Using __array_namespace__ works like multiple dispatch so it only works if you are very strict about the types so that an array is definitely an array of the expected type rather than something like 1 or [1, 2] that could be coerced by np.sin. Dispatching on the type of a as this does is very different from the model of typing where you can expect to be able to pass an int in place of the proper numeric type that you want to work with.

could be as easy as

strict_float = float & ~int
1 Like

This is exactly what I was thinking as I wrote my earlier comment, but you have fleshed it out much more clearly and completely than I could have!

These examples[1] make a strong case that there needs to be some sort of escape hatch on a per-annotation basis: if I have an existing codebase using the old meaning of float, but am calling to a library that updates to use strict_float, and can’t afford to update my annotations now, there needs to be some way to express that I am providing objects that satisfy the type checking of the library.[2]

While a per line typing comment could work, comments like these are a pain to format, particularly if a single line contains multiple annotations. I think I favor the creation of a special type in typing that conveys “float and not int” to all type checkers in all instances, as an escape hatch / transition plan (I’m calling it StrictFloat but don’t really care what color that shed is painted).

The runtime implementation of StrictFloat would just be StrictFloat = float, but the typing spec would be updated to state that StrictFloat must be interpreted as “float and not int”.

The documentation for this type would be explicit that it exists only to ease this transition, and that its use is discouraged in any code in strict_float mode. Once strict_mode becomes the default, this type would be treated the same as typing.Tuple is now.

I think there’s a very real concern that tying this transition to a language version would be too slow, and that it would specifically punish libraries that need strict float typing and support older Python versions (particularly if they use inline typing). Oscar made a very good point above that waiting 5 years before I can even start using the from __future__ import strict_float in my library code is untenable.

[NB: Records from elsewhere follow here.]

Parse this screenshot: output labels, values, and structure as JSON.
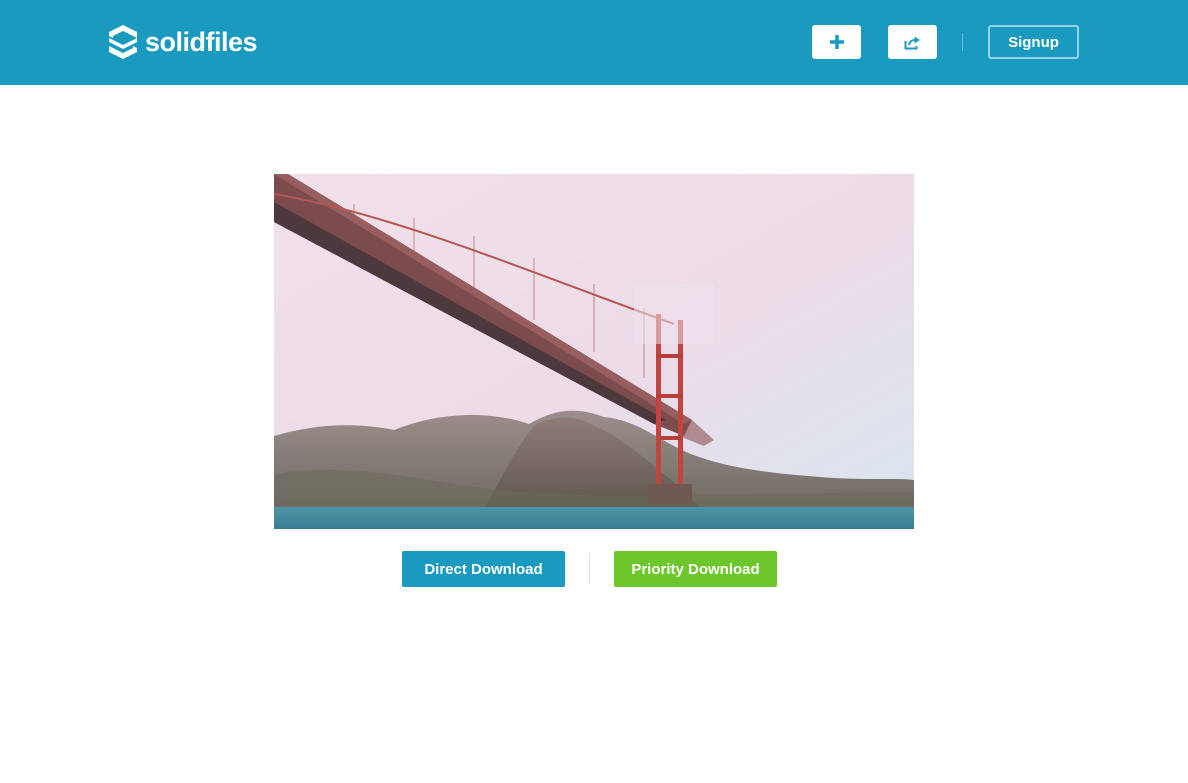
{
  "brand": {
    "name": "solidfiles",
    "logo_icon": "solidfiles-s-logo-icon",
    "color": "#1b9ac0"
  },
  "header": {
    "add_icon": "plus-icon",
    "share_icon": "share-icon",
    "signup_label": "Signup"
  },
  "preview": {
    "subject": "Golden Gate Bridge over water"
  },
  "downloads": {
    "direct_label": "Direct Download",
    "direct_color": "#1b9ac0",
    "priority_label": "Priority Download",
    "priority_color": "#6cc82a"
  }
}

If we do go this route, then the StrictFloat transitional type will be essential, and it would likely become much more entrenched and be in active use for much longer. TBH, at that point, I’m not even sure it would ever be worth it to make strict_float the default.


  1. although one can make a case that the typing spec could safely require that any method called __float__ must return a float, not an int ↩︎

  2. It is very likely that runtime type checking would also be needed, but that is a separate consideration. ↩︎

Granted! I think that’s a fair criticism. But if the alternative is not to have a transition, I prefer this.

I’m still waiting to use things which are “new” in 3.10 and that’s okay, but there’s also a much clearer workaround for missing runtime code.

Is this resolvable by giving us a way other than a future import that we can spell this today? For example, could the behavioral backport be offered through typing_extensions or as a structured comment (like file encodings)?

IMO we’re at a phase in this discussion in which we should start trying to be more concrete about the plan of action. It’s much easier to debate a specific plan – good or bad – than it is to navigate an idea cloud.

To my mind, there’s two steps here, which can (and perhaps should) happen simultaneously:

  1. Allow current code to express the idea of “float and not int” through the creation of a typing.StrictFloat type in 3.15. This type should be backported to typing_extensions for use in all currently supported versions of Python.
  2. Declare as part of the typing spec the intent to transition to “float means float” in the long term, and, as part of the typing spec, declare a directive such as # typing: strict_float that can be used to apply that new intent to code now.

While these need not happen simultaneously, (2) will have very little uptake without (1) being in place. Conversely, creation of a typing.StrictFloat type without an explicit declaration of the intent to move to the new meaning of float could stall the momentum to complete the transition.